Can you share with us where these offshore unicorns preserving the value of their currency are? In Europe, UK, US Japan central banks own up to 40% of total sovereign debt, not to mention also repo-funding trillions of other securities. Interest rates are negative in Japan, Switzerland and Europe. All also have trillions in un-funded pension liabilities off balance sheet and most have negative term real interest rates as well. Australia & NZ are growing only due to migration but still look positively virtuous in comparison. Anyone looking to central banks to preserve the value of their cash is a fool.

"But what will cutting the OCR from its record low actually achieve?" It will achieve what it always achieves. Inflated asset prices, a move further away from productivity to speculation, errosion of the value of savings and income from regular jobs and an increased level of personal debt. But hey, as long as we expand the money supply we can say we're growing right??

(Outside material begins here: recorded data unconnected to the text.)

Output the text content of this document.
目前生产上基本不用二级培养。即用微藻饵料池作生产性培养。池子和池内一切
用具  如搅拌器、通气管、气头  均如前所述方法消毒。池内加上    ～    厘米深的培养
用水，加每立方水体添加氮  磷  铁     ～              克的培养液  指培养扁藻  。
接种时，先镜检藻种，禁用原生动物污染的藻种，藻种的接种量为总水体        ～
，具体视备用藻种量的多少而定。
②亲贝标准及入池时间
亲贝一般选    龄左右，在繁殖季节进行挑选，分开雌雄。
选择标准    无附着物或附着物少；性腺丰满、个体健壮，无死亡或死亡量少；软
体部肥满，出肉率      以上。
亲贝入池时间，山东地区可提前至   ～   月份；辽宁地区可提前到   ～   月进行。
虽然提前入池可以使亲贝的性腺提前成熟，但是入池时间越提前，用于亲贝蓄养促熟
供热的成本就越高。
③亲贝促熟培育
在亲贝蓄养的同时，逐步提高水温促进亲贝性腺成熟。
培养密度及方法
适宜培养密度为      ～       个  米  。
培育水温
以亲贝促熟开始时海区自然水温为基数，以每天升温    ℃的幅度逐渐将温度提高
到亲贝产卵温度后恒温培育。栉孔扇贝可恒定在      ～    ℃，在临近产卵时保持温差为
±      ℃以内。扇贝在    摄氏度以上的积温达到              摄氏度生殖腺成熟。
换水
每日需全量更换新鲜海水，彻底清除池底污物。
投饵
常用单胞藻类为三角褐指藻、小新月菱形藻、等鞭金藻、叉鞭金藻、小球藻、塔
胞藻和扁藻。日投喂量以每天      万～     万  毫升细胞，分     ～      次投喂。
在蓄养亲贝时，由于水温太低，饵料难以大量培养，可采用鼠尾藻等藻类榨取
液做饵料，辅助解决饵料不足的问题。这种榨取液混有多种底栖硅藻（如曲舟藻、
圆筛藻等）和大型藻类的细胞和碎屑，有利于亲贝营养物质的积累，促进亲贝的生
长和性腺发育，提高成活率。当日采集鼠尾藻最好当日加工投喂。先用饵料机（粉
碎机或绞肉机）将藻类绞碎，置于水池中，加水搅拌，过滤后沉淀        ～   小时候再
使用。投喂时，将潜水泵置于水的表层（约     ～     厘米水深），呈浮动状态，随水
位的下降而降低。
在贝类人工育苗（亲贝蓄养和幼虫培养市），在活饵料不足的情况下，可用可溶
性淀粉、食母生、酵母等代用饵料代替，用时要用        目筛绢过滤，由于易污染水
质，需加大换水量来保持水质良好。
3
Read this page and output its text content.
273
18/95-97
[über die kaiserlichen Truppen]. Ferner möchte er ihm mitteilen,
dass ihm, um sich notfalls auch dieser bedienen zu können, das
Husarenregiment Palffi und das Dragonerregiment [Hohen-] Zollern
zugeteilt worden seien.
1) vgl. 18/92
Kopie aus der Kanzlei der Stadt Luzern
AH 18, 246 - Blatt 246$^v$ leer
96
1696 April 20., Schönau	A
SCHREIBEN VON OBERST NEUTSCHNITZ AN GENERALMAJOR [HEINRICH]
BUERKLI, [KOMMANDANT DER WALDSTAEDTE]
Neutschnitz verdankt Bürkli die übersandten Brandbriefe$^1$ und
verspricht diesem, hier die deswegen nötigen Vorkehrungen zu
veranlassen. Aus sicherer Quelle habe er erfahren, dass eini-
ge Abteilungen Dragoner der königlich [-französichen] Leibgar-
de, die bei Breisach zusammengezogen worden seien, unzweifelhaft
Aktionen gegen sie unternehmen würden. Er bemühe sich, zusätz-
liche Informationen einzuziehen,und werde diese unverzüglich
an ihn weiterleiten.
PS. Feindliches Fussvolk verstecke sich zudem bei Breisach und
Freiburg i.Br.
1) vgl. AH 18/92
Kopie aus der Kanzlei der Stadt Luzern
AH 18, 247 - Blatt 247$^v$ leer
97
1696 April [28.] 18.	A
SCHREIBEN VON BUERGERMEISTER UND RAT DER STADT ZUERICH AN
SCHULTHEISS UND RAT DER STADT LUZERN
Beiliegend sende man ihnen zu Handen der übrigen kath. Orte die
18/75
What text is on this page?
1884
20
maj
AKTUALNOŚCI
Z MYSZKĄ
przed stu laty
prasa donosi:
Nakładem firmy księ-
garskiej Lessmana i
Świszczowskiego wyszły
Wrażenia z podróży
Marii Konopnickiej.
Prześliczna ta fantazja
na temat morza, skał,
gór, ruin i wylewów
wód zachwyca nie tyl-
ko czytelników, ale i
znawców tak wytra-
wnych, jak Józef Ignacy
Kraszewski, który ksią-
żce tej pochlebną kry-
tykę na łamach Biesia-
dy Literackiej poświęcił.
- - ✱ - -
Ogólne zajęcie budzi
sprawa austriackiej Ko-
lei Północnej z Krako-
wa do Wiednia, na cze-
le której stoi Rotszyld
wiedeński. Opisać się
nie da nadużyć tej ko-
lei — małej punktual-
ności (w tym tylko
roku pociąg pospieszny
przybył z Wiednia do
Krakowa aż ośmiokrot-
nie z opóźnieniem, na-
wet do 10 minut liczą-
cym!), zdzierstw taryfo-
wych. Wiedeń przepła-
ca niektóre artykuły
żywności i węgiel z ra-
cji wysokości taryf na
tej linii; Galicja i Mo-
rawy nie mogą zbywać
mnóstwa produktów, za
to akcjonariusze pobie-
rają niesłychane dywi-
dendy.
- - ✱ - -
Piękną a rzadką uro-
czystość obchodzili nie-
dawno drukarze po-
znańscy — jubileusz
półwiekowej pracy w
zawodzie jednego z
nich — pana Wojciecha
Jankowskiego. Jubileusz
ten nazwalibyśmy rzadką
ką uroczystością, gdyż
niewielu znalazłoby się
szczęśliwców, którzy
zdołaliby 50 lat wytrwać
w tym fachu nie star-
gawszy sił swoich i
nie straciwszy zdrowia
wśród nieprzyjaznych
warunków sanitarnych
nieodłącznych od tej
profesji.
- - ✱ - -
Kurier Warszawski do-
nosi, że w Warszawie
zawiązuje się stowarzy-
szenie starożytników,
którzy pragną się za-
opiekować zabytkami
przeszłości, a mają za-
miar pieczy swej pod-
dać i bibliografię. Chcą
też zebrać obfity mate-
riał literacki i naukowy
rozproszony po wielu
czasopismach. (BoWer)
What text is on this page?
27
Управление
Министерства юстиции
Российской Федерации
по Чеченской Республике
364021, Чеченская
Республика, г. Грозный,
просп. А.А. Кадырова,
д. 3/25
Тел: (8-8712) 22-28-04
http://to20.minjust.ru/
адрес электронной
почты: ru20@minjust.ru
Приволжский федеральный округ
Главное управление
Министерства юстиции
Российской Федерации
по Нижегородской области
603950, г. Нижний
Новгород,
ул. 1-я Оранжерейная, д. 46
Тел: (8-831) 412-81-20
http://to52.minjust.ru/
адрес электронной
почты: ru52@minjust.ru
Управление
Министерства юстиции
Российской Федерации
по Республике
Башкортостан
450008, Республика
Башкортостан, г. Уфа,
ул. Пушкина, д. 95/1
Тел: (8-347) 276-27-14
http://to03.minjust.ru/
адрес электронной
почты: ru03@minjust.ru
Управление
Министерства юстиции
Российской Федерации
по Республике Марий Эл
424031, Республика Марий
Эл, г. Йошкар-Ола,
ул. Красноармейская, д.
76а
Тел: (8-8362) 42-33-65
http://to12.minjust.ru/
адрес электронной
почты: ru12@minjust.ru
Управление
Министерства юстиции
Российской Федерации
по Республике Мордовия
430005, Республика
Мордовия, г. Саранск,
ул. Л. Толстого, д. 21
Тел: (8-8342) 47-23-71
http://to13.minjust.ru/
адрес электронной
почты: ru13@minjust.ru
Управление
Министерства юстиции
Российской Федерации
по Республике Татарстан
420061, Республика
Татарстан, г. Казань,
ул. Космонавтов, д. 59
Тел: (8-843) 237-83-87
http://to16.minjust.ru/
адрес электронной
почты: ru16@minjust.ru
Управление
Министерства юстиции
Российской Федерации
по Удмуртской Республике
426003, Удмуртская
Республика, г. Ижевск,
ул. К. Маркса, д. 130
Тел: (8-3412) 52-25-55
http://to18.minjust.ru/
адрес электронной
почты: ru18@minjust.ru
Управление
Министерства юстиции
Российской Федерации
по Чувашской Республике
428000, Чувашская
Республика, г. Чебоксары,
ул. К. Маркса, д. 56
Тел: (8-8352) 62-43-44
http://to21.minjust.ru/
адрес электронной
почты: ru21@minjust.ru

The direct controlling of volume of money did result in hyperinflation in 70s. Now, the indirect effort to control money has resulted in crazy credit growth and asset price inflation (instead of consumer prices and wages).
The real problem is that in both cases (i.e. direct control of credit supply and controlling the interest rate), the central bank is not a truly impartial and indifferent "balancing" force. The QE is a clear example of trying to artificially inflate things to create an artificial wind to propel the economy ship forward artificially. How long this can be sustained?

It's almost as if centralised control of money directly or indirectly doesn't work....
We are to imperfect as humans to expect systems with centralised control structures to be fair, balanced and with out bias or ulterior motive. That's why money wasn't designed that way originally.

When the RBNZ announced likely rate cuts I understood they were saying recession is on the horizon so stimulate with an OCR reduction-conventional wisdom that has worked historically. I reckon initial OCR cuts will work short term but looking back to as far as the 60s it has required cuts of 3-6% to reverse a recession and neither NZ or any major capitalist country has rates in excess of 3% so what is plan B - remove cash/create a crypto currency or suffer the pain?